Further, Dunleavy stopped distributing a $300-per-week bonus benefit provided by the federal government to Alaskans to conform to partisan rhetoric that unemployment benefits were causing a labor shortage. His actions cost Alaskans thousands of dollars at a time they needed it most, prevented millions of federal dollars from flowing into our economy, and failed to generate job growth.

We need an administration that sees beyond politics and works with both local businesses and local governments, as well as our federal government, to support job creation and economic growth. An administration that recognizes the most important economic development strategy is to make Alaska a great place to live, work, and raise a family. We need to attract and retain high-earning workers and their families by ensuring we have good schools, safe streets, affordable housing and child care, short commutes, and unparalleled recreation opportunities.

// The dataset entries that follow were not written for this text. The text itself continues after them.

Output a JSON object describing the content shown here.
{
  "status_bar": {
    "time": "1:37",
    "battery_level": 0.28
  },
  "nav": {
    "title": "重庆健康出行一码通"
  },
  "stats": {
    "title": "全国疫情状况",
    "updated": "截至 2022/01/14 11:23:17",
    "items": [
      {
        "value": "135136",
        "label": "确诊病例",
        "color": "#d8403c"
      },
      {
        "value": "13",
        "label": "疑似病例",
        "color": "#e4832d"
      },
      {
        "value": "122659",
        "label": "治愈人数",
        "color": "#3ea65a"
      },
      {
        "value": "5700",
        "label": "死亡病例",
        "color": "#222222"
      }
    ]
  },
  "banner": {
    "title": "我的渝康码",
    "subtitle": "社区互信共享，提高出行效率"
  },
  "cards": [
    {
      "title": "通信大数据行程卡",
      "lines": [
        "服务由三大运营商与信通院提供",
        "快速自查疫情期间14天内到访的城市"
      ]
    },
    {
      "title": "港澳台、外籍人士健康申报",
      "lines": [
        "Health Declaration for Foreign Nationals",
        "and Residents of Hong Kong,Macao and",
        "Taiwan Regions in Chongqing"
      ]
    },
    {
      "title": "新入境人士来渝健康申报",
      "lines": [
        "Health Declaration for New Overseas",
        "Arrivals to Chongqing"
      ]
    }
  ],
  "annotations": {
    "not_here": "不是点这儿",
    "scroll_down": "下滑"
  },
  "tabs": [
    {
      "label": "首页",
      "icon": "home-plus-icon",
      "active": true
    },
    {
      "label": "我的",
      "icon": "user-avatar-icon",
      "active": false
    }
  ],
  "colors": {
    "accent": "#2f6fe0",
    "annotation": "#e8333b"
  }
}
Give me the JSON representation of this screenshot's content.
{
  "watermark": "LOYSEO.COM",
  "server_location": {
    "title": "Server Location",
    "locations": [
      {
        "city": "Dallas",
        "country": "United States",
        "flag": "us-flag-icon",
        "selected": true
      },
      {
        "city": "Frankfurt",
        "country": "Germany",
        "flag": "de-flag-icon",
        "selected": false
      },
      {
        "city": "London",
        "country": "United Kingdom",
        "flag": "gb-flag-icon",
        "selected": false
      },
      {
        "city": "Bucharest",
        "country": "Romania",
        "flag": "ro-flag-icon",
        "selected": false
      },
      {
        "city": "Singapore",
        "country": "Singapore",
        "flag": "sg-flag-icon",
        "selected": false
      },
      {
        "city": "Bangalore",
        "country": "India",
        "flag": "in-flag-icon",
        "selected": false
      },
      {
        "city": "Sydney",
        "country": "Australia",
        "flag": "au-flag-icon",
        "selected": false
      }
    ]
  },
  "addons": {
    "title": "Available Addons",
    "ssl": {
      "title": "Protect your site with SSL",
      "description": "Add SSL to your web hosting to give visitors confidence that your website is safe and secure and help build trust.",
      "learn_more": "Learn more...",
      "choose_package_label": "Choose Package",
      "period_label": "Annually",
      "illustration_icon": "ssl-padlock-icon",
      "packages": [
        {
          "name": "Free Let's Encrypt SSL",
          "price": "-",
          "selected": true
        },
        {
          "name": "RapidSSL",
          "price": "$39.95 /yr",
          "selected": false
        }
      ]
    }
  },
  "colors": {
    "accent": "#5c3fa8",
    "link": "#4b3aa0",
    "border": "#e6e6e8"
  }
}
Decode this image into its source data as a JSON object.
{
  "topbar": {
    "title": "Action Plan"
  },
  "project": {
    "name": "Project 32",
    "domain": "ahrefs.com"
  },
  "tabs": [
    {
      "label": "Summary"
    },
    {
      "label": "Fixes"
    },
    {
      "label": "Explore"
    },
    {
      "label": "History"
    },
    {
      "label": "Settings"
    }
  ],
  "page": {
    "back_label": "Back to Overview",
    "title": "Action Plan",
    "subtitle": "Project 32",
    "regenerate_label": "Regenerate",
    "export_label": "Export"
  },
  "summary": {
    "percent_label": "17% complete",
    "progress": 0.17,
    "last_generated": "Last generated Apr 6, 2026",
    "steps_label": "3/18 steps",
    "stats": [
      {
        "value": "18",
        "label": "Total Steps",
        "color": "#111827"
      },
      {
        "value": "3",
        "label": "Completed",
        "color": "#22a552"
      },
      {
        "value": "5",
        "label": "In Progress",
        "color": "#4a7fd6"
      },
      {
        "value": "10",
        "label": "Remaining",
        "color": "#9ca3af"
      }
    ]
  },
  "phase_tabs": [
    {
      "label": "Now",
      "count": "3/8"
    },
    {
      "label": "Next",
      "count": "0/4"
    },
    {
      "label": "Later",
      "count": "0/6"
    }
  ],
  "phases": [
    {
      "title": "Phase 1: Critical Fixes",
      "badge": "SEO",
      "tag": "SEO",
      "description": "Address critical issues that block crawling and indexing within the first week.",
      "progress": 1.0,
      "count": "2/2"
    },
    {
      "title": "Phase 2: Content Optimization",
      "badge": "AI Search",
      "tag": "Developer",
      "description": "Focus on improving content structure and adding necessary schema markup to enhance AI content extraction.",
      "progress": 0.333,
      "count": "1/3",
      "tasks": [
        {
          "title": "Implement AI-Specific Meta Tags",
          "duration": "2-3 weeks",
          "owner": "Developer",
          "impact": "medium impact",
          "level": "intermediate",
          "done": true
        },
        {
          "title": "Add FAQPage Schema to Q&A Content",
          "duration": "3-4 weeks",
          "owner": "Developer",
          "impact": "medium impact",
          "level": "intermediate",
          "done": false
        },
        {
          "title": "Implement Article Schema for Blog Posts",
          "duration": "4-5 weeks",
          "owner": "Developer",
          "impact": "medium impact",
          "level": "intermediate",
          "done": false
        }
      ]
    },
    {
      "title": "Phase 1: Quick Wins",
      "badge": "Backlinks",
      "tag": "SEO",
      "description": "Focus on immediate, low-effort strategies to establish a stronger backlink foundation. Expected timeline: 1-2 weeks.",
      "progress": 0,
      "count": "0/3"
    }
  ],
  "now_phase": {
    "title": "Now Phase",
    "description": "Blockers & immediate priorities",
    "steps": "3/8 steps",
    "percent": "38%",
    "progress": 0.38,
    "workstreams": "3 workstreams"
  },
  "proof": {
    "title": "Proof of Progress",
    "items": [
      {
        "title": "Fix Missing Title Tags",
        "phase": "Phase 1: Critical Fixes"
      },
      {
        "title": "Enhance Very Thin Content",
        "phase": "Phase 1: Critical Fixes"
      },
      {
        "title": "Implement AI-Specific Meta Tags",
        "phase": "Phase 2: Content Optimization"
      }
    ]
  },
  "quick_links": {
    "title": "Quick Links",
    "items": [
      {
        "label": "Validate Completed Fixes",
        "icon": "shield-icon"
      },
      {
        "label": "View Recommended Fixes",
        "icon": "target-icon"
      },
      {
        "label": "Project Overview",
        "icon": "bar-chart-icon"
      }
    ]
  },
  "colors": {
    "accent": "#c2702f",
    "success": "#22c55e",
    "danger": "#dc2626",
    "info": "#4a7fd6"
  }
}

We’re proud of our track record of creating career pathways for Alaskans as governor and labor commissioner. Together, we successfully awarded more than $20 million in competitive federal grants to boost workforce development, expanded registered apprenticeship in Alaska, and convened a summit of industry leaders, employers, organized labor representatives, and education and training partners at the forefront of major upcoming projects.

Alaska is uniquely positioned to grow and prosper. Between the federal dollars flowing into the state that encourages business development, our numerous and diverse natural resources, and incredible growth opportunities ranging from tourism to mariculture, Alaska has limitless potential. With a governor and lieutenant governor who focus on job growth over political talking points, we can reverse the years of job losses and get Alaska growing again.

Bill Walker served as the 11th governor of Alaska from 2014-2018. He lives in Anchorage with his wife, Donna. He is a candidate for governor in 2022.

Heidi Drygas served as the commissioner of Labor and Workforce Development under Gov. Walker from 2014-2018. She lives in Juneau with her husband Kevin and daughter Olive. She is a candidate for lieutenant governor in 2022.